A Boulogne-Billancourt,
Il surgit de l’obscurité derrière la scène, saluant d’une main les centaines de militants venus l’acclamer. Gabriel Attal est la star d’un meeting de campagne majoritaire pour les européennes, ce mardi soir à Boulogne-Billancourt (Hauts-de-Seine). A la tribune, les dirigeants macronistes se succèdent pour vanter la présence du Premier ministre. « Vous faites un travail fantastique », salue le député MoDem, Jean-Louis Bourlanges. La porte-parole du gouvernement, Prisca Thévenot, ajoute : « Vous continuez à être une militante engagée, vous pourriez être ailleurs aujourd’hui et vous avez décidé d’être là pour nous ! »
Un Premier ministre beaucoup plus impliqué
Présenté comme une « arme anti-Bardella » lors de sa nomination à Matignon en janvier dernier, Gabriel Attal s’est pourtant longtemps fait discret dans la campagne. Tellement discret que le chef de l’Etat a dû lui rappeler publiquement ses obligations début mai. « Je veux qu’il s’implique le plus possible dans la campagne en organisant des débats, des réunions, en allant sur le terrain. C’est ce que je lui ai demandé, ainsi qu’à l’ensemble du gouvernement », avait alors déclaré Emmanuel Macron à La Tribune Dimanche. La petite prise de bec intervient au moment où la liste macroniste était suivie de près par le candidat PS-Place publique Raphaël Glucksmann dans les sondages.
Depuis, le jeune Premier ministre part au combat pour défendre la campagne mal lancée du camp présidentiel. Quatre réunions publiques en moins d’un mois avec la tête de liste Valérie Hayer, des déplacements thématiques, des interviews, et surtout un débat télévisé offensant contre Jordan Bardella jeudi dernier. Son visage apparaît également sur les nouveaux tracts de campagne. De quoi remonter le moral des troupes et inverser la tendance ?
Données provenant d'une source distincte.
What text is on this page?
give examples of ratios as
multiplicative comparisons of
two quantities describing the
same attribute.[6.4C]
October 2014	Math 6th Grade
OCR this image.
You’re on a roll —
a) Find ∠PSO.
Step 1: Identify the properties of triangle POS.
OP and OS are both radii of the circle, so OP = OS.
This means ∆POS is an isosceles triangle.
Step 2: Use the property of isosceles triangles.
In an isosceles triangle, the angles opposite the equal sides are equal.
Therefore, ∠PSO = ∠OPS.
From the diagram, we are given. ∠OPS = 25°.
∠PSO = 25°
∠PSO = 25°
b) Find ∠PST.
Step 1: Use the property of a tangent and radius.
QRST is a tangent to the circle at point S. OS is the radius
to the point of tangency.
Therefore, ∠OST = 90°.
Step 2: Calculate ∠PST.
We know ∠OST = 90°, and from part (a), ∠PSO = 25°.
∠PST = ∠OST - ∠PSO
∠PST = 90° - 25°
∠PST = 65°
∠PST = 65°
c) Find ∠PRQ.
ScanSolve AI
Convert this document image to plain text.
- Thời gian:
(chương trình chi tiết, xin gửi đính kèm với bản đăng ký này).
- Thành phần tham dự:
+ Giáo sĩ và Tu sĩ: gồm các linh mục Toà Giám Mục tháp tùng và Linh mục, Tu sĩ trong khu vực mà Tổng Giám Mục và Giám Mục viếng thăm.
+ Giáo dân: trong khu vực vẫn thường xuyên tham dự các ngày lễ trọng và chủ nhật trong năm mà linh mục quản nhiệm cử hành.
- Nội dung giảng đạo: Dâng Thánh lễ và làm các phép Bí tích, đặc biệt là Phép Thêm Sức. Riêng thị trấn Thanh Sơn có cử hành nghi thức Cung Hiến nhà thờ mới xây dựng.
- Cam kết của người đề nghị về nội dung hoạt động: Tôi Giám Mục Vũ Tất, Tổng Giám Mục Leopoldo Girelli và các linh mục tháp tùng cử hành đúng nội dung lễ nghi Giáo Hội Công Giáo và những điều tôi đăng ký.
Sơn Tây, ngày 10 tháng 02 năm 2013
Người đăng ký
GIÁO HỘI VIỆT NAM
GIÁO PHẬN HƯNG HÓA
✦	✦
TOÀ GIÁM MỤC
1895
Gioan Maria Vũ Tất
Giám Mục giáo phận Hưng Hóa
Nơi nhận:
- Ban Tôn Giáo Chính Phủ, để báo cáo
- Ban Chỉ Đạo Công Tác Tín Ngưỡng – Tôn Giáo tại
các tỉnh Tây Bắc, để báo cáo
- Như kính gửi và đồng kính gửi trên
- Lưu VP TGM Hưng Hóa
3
« Attal n’est pas un sorcier »
Dans les tribunes de meeting, l’enthousiasme n’est pas grand. « Il y a toujours un côté référendaire contre le pouvoir en place dans ce type d’élection. Et malgré le courant de sympathie dont bénéficie Gabriel Attal, je ne suis pas sûr que cela évite l’effet d’usure sur le président de la République», soupire Stéphane. « Le problème est présent partout en Europe. La crise de l’énergie et du pouvoir d’achat profite aux listes nationalistes», estime Martine.
Les macronistes n’ignorent pas les sondages : ils ne bronchent pas depuis des semaines. Au contraire, dans les dernières enquêtes d’opinion, Jordan Bardella recueillerait plus de deux fois plus d’intentions de vote que Valérie Hayer (34% contre 15,5% à l’Ifop). Alors, malgré le « Gabriel » lancé tout au long de la soirée, les militants ne croient pas à la remontée. « Gabriel Attal est sérieux, compétent et efficace, mais ce n’est pas un sorcier. Ce n’est pas lui qui fera changer l’avis des Français d’ici le 9 juin», regrette Philippe Legras, ex-député. « Je crois que malheureusement, il n’y a rien ni personne qui aura un effet dans cette campagne », renchérit un élu MoDem.
La menace d’un « vote de libération »
Au micro, Gabriel Attal défend le bilan européen des macronistes et fait ce qu’on attend de lui : distribuer les gifles. D’abord vers le Rassemblement National. « Derrière chaque proposition du RN, il y a un danger majeur et des Français qui sont perdants. Le RN déteste tellement l’Europe, le RN veut détruire l’Europe, il nous prépare un Frexit déguisé.» Il réserve également quelques coups à Raphaël Glucksmann, devenu le nouveau rival. « Entre les socialistes et les insoumis, aujourd’hui, je le déplore, c’est la même chose », a-t-il dit, appelant les « social-démocrates sincères, attachés à la République, à l’Europe », à soutenir la liste majoritaire.
Si l’activité d’Attal peut avoir un impact, c’est sur la mobilisation de l’électorat macroniste pour limiter les dégâts. Alors, face à la tentation d’un « vote explosif », il reprend la formule du président sur « l’Europe meurtrière » et appelle au « sursaut » : « Tout est encore possible parce que nous sommes déterminés à nous battre. Nous n’abandonnons jamais. » Personne ne pourra lui reprocher son manque d’implication dans la dernière ligne droite. Mais désormais, en cas de claque électorale, il sera le premier comptable.